One example is that those between the ages of 60 and 80 without medical aid cannot go to a private site, even if it is the most accessible to them.
What of the resurgence in the other provinces?
The Eastern Cape, Western Cape and KwaZulu-Natal were disproportionately affected by the first and second waves, according to seroprevalence tests, said Madhi. These tests detect antibodies in the blood – if they are found, they indicate the person was previously infected.
“This may have resulted in greater herd immunity which could be delaying the resurgence in those places, but we are likely to see an ongoing increase.”
In terms of vaccination “we need to be measured in our expectations”. For instance, there is much excitement about teachers being vaccinated but vaccination is not going to protect them from getting mild Covid-19, but rather from hospital admission and death, he said.
“We need to know this because the last thing we need is for teachers to gather, for instance in tea rooms, because they might get infected.”
Both the Pfizer and Johnson & Johnson Covid-19 vaccines work relatively well against the Delta variant, as opposed to the Beta variant, he said. The Beta variant was currently dominant in South Africa, but there were signs of an increase in the Delta variant in Gauteng.
One of the biggest mistakes the government has made is its decision not to use the AstraZeneca vaccine, which has proven to provide some protection against the Beta variant, said Madhi.
The World Health Organization had recommended the use of this vaccine, but the government went against this advice. More than 1.5 million vulnerable people could have been vaccinated with this vaccine by now and hundreds of lives saved, he said.
It was the most widely manufactured Covid-19 vaccine and remained the “workhorse” jab in low- and- middle-income countries. There was much more evidence that this vaccine worked compared with the Sinovac and Sputnik V shots currently under review in South Africa.
“What is the motive for putting pressure on the South African Health Products Regulatory Authority to register these vaccines, largely in the absence of evidence of how these vaccines work against the Beta variant? There is much more evidence to show AstraZeneca works against the variant.”
Even if more than 60% of the country was vaccinated, it would experience resurgences of Covid-19 “well into 2022” because the current generation of vaccines were not designed to tackle the Beta variant.

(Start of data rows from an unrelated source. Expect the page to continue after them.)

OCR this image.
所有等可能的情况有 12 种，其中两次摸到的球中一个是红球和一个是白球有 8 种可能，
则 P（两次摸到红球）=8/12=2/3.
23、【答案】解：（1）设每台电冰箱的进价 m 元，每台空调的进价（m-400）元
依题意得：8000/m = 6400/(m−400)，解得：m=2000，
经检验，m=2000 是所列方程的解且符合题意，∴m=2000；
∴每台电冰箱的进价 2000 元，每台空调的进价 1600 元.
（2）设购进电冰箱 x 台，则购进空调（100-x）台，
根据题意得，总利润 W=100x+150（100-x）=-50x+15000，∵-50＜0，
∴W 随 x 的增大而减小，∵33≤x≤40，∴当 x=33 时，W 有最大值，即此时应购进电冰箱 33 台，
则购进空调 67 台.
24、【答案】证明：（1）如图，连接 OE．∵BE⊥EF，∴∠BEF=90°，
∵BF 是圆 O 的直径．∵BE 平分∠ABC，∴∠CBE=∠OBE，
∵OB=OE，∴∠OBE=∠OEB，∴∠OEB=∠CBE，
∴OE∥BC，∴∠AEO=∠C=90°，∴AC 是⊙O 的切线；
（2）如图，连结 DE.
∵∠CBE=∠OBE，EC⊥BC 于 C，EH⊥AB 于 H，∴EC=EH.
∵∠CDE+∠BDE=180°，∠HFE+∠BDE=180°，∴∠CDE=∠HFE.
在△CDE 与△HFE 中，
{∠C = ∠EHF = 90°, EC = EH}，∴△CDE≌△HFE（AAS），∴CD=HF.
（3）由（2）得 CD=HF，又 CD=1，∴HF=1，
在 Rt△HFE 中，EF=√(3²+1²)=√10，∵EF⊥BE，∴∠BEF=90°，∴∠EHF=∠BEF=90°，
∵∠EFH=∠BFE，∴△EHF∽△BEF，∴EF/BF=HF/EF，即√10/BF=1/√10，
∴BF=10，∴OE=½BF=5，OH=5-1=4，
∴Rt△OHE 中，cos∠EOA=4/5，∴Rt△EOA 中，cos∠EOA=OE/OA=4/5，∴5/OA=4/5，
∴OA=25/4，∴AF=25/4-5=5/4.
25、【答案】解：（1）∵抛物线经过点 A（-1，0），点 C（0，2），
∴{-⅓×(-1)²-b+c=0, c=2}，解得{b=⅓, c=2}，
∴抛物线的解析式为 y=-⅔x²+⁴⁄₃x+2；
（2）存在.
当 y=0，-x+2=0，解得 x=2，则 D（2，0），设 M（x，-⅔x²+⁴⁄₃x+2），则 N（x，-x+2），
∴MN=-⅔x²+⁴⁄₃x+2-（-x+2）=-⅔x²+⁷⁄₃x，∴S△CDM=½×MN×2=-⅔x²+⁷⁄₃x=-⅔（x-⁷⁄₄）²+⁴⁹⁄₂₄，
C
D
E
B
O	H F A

“In our context, our goal is all about ensuring people are protected from severe disease and dying.” If most vulnerable people were vaccinated, we could live with another resurgence and “ride those waves and come out of it relatively unscathed”.
Madhi expects another resurgence in December 2021 and said the target should be to vaccinate the 14 million vulnerable people by the end of September. “That would be an achievement”.